Wali Kota Cirebon: Rotasi Jabatan Berdasar Kinerja
Share your love
LKI Golkar – Wali Kota Cirebon Effendi Edo menegaskan, pengisian jabatan di lingkungan Pemerintah Kota (Pemkot) Cirebon didasarkan pada penilaian integritas, kinerja, dan kompetensi. Pihaknya tak menjadikan unsur kedekatan dan preferensi pribadi, sebagai acuan pengisian jabatan.
Penegasan itu disampaikan Effendi saat melantik dan mengukuhkan 80 pejabat di lingkungan Pemkot Cirebon, di Lapangan Upacara Setda Kota Cirebon, Jawa Barat (Jabar), Senin (4/5/2026). Prosesi itu juga mengangkat Sekretaris Daerah (Sekda) baru Kota Cirebon, Iing Daiman.
Dalam arahannya, Effendi menyatakan, perombakan struktur birokrasi bukan sekadar agenda administratif rutin. Menurut dia, langkah strategis itu bertujuan untuk menyegarkan organisasi dan memastikan pelayanan publik berjalan lebih efektif.
“Setiap jabatan harus diisi oleh figur yang memiliki kapasitas sesuai kebutuhan organisasi, agar target pembangunan daerah dapat tercapai secara terukur. Ini kunci agar target pembangunan daerah bisa tercapai secara nyata,” ujarnya.
Lebih lanjut, Effendi secara khusus menepis anggapan, rotasi dan mutasi pejabat dilakukan atas dasar faktor nonprofesional.
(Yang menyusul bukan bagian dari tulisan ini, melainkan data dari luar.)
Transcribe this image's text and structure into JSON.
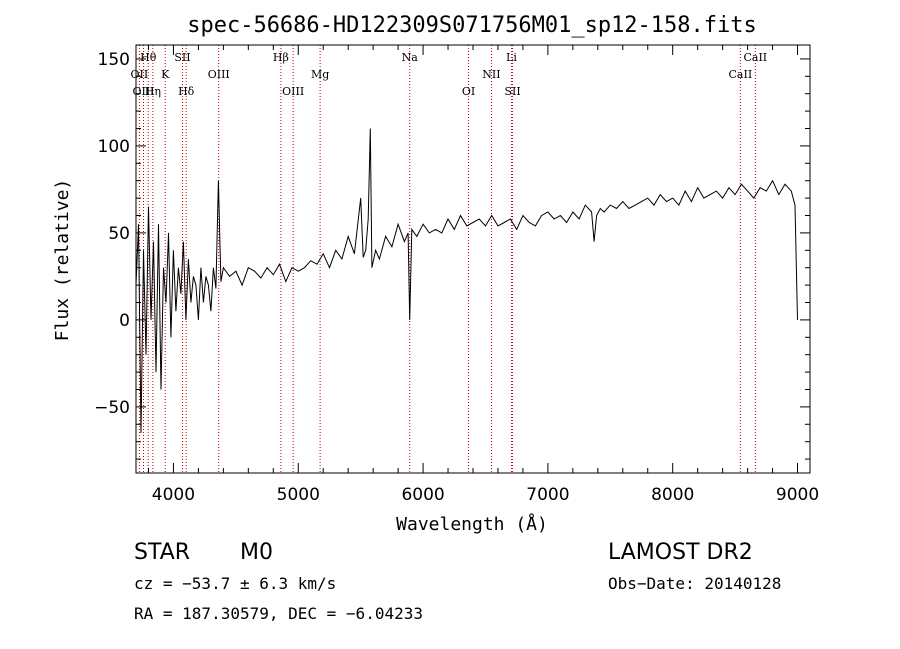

Dia memastikan seluruh proses penilaian pejabat yang dilantik, telah melalui sistem penilaian yang profesional, jauh dari praktek-praktek korupsi, kolusi maupun nepotisme alias KKN.
“Saya perlu menegaskan, keputusan ini tidak didasarkan pada preferensi pribadi. Semuanya melalui evaluasi objektif atas kompetensi, kinerja, dan integritas,” cetusnya.
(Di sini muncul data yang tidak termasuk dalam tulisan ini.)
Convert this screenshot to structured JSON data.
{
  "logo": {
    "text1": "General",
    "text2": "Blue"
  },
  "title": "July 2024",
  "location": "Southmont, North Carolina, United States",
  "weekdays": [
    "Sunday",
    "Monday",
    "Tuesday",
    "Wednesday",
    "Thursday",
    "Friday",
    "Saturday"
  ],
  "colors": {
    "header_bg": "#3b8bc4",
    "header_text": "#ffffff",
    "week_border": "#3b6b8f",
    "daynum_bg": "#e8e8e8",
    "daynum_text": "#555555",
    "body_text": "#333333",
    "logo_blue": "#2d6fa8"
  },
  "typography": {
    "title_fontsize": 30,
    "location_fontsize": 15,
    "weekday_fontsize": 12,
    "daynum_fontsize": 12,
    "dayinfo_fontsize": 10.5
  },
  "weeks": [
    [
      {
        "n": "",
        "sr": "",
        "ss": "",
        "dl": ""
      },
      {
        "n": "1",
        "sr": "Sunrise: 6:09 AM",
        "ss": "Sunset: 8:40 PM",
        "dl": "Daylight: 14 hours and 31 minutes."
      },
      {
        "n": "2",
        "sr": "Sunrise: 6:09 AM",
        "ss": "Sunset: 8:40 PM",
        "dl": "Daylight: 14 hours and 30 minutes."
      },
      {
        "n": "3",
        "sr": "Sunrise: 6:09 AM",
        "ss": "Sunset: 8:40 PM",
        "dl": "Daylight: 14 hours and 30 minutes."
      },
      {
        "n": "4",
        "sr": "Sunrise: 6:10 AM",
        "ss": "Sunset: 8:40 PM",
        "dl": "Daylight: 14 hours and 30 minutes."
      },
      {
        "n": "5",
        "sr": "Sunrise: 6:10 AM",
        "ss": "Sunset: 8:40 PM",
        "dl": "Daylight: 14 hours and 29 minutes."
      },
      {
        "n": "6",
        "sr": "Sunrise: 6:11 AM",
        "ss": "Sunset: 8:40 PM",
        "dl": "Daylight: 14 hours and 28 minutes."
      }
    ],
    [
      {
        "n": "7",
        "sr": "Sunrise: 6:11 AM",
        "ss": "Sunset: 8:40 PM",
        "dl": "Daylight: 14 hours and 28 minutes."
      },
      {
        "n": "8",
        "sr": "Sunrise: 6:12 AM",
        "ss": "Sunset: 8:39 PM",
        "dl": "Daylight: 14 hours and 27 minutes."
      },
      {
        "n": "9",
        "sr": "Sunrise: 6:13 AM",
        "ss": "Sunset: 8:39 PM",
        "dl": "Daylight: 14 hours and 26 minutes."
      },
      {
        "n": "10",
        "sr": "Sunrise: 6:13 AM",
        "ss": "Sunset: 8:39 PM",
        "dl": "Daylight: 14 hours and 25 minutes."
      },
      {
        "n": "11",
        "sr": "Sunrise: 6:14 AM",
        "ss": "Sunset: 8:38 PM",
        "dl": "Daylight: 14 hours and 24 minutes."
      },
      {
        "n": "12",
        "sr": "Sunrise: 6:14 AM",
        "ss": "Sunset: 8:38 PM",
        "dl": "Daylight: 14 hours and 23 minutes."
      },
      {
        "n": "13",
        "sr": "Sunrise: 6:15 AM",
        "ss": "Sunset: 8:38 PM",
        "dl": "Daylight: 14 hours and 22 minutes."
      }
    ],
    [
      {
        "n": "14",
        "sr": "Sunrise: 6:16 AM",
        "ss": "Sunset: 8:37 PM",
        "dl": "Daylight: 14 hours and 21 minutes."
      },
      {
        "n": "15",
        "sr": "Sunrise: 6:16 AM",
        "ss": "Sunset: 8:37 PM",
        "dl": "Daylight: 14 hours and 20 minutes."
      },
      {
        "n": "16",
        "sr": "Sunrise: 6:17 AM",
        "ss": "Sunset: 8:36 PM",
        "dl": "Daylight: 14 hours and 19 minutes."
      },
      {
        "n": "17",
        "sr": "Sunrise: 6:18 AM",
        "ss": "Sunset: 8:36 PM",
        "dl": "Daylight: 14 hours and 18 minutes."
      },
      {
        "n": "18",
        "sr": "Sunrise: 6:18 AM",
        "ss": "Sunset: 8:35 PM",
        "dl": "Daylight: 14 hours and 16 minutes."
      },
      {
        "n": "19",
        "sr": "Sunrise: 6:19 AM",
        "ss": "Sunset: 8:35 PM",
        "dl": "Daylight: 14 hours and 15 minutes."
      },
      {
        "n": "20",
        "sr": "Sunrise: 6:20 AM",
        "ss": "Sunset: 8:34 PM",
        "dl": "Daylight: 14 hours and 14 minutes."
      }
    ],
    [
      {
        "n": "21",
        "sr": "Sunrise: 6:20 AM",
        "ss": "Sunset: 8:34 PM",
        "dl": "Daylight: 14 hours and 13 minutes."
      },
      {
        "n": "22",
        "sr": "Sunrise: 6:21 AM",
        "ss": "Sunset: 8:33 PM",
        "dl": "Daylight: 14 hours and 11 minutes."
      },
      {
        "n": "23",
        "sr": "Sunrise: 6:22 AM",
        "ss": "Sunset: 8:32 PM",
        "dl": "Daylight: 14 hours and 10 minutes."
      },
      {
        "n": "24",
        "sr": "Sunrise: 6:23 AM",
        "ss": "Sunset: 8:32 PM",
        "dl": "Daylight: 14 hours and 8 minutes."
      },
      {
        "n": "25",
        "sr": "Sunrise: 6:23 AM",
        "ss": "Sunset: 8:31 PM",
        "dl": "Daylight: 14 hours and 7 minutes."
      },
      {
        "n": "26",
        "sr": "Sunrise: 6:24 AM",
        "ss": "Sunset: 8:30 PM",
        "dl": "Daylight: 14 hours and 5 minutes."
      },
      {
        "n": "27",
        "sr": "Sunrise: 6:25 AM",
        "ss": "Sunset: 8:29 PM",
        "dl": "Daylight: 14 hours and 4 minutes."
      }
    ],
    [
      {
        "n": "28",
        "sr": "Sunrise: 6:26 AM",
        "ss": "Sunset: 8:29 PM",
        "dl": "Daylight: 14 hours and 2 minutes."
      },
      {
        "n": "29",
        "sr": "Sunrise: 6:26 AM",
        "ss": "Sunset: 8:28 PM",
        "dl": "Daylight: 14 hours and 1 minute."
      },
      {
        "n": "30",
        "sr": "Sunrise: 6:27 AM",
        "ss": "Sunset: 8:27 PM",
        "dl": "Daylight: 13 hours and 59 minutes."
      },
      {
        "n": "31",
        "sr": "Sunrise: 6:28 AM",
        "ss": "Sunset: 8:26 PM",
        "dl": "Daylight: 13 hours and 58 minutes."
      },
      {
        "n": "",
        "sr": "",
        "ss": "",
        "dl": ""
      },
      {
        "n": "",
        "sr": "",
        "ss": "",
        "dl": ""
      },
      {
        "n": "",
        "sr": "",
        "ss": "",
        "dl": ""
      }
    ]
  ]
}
Politisi Partai Golkar itu menambahkan, pihaknya berkomitmen menjaga sistem merit dalam birokrasi, agar roda pemerintahan terbebas dari praktik-praktik yang tidak sejalan dengan kebutuhan organisasi. Dia juga meminta para pejabat yang baru dilantik, menjalankan sejumlah pesan utama.
Pertama, kata Effendi, percepatan adaptasi berbasis data dalam setiap pengambilan kebijakan. Kedua, menghapus ego sektoral melalui kolaborasi lintas perangkat daerah. Ketiga, menjaga integritas di tengah ketatnya pengawasan publik terhadap kinerja pemerintahan.
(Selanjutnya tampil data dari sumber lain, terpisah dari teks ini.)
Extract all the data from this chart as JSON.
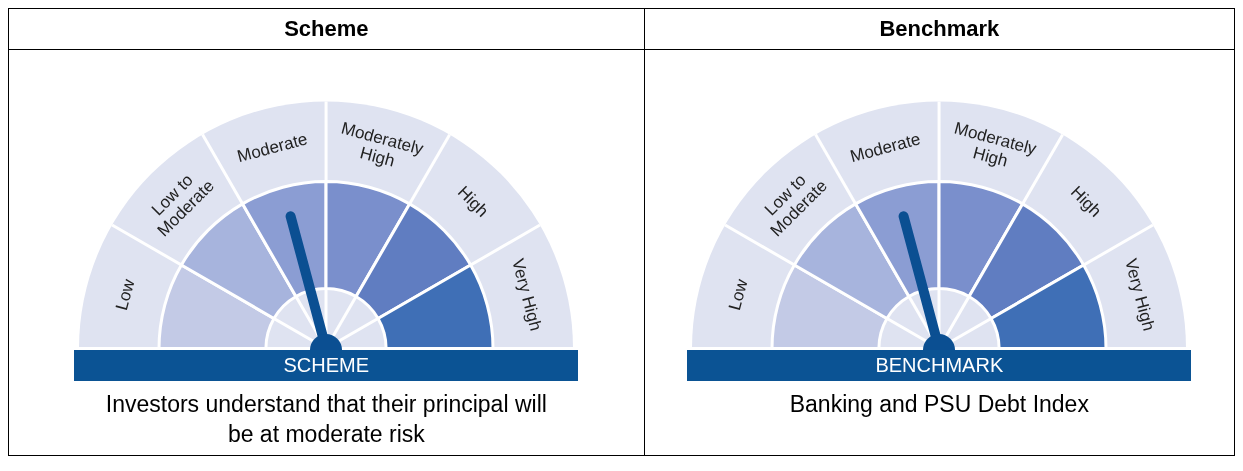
{
  "chart_data": [
    {
      "type": "donut",
      "title": "Scheme",
      "categories": [
        "Low",
        "Low to Moderate",
        "Moderate",
        "Moderately High",
        "High",
        "Very High"
      ],
      "values": [
        16.67,
        16.67,
        16.67,
        16.67,
        16.66,
        16.66
      ],
      "colors": [
        "#c3cae6",
        "#a7b4dd",
        "#8b9dd3",
        "#7a8fcc",
        "#607dc1",
        "#3f6fb6"
      ],
      "needle": "Moderate",
      "annotations": [
        "SCHEME",
        "Investors understand that their principal will be at moderate risk"
      ]
    },
    {
      "type": "donut",
      "title": "Benchmark",
      "categories": [
        "Low",
        "Low to Moderate",
        "Moderate",
        "Moderately High",
        "High",
        "Very High"
      ],
      "values": [
        16.67,
        16.67,
        16.67,
        16.67,
        16.66,
        16.66
      ],
      "colors": [
        "#c3cae6",
        "#a7b4dd",
        "#8b9dd3",
        "#7a8fcc",
        "#607dc1",
        "#3f6fb6"
      ],
      "needle": "Moderate",
      "annotations": [
        "BENCHMARK",
        "Banking and PSU Debt Index"
      ]
    }
  ]
}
Khusus kepada Sekda baru, dia berharap, Sekda menjadi penggerak utama birokrasi di lingkungan Pemkot Cirebon. “Sekda punya tanggung jawab besar sebagai koordinator. Pastikan seluruh perangkat daerah berjalan dalam satu visi, efisien dalam anggaran, dan tegas dalam memimpin jalannya roda birokrasi,” tandasnya.
Sementara, Sekda Kota Cirebon, Iing Daiman menyatakan siap mengemban amanah tersebut. Dia menegaskan, jabatan Sekda merupakan tanggung jawab besar yang tak hanya dipertanggungjawabkan kepada pimpinan daerah, tapi juga masyarakat.
“Saya sangat bersyukur atas kepercayaan ini. Tugas utama saya memastikan visi misi pimpinan tercapai. Namun, Pemerintah tak bisa berjalan sendiri, perlu sinergi seluruh elemen,” cetusnya.